Sein noch halbgelähmter Verstand fragte nicht, wie das geschehen konnte und weshalb das Mädchen noch lebte. Er konnte nur zusehen und staunen.
Langsam, unendlich langsam zog sich der Schlangenhals zu seinem normalen Umfang zusammen. Langsam, als Maras gleitende Hände näher kamen, senkte sich der Schlangenkopf auf den Boden. Marahatte Macht über die Schlange, über alle Schlangen hier.
Sie lagen friedlich auf der Erde.
»Nein!« schrie Elis Verstand, aber kein Ton drang über seine Lippen.
Denn Mara hatte sich zur Schlange hinabgebeugt und streichelte ihren tödlichen Kopf. Und einen Augenblick später hob sie das Reptil, das sich nicht dagegen wehrte, zu sich empor und küßte dessen kalte Lippen. Dann legte sie die Schlange sanft auf den Tempelboden zurück.
Sofort glitt diese geschmeidig auf die zerbröckelten Mauern zu und verschwand zwischen den Steinen. Die anderen Schlangen folgten ihr.

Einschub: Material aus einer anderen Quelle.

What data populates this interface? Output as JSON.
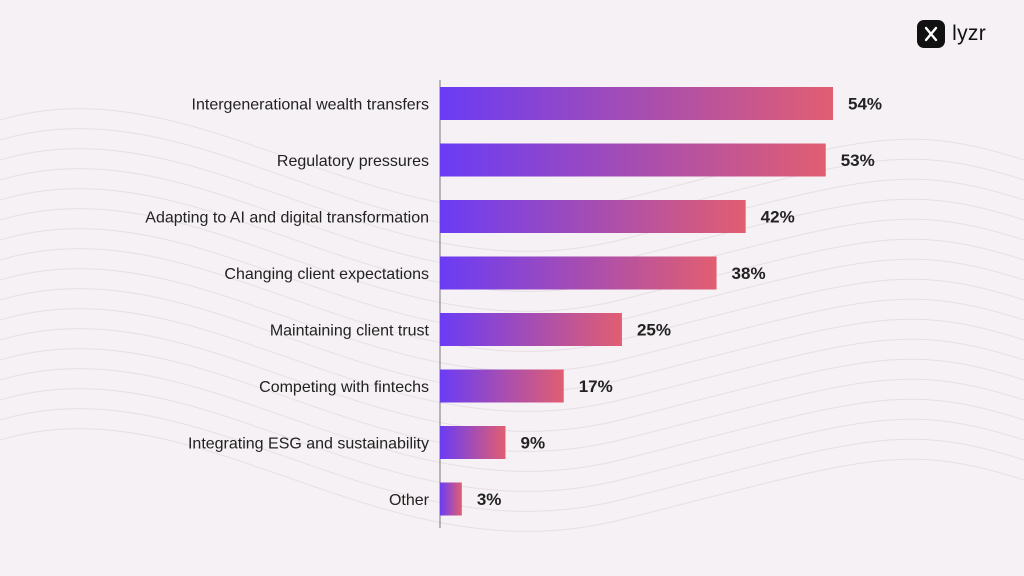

Elis bisher noch halbgelähmtes Gehirn begann sich wieder zu regen. Das Wunder, das er erlebt hatte, erfüllte ihn mit Demut. Er legte seinen Arm um Mara und spürte, wie sie erneut zitterte. Ein Zittern, das verschwunden war, als die Gefahr am größten gewesen. Sie legte ihren Kopf auf seine Schulter. Tränen strömten über ihr Gesicht. Es war das erstemal, daß Eli sie weinen sah.
Eli konnte nicht umhin, die Privatgemächer des Maharadschas mit dem Rest des Palastes zu vergleichen, in dem überall der fast erdrückende Prunk des Orients vorherrschte. Der Salon des Maharadschas dagegen unterschied sich kaum von dem eines englischen Landhauses. Die Möbel waren entweder aus Europa eingeführt oder eine gute einheimische Nachahmung des viktorianischen Stils. Auf den Tischen standen Vasen mit Blumen, und die Gardinen stammten zweifellos aus einem englischen Einrichtungshaus. In einem offenen Kamin brannte ein niedriges Feuer. Eli und Major Grant unterhielten sich miteinander,während Mara offenbar ihren Gedanken nachhing, als der Maharadscha und die Maharani eintraten.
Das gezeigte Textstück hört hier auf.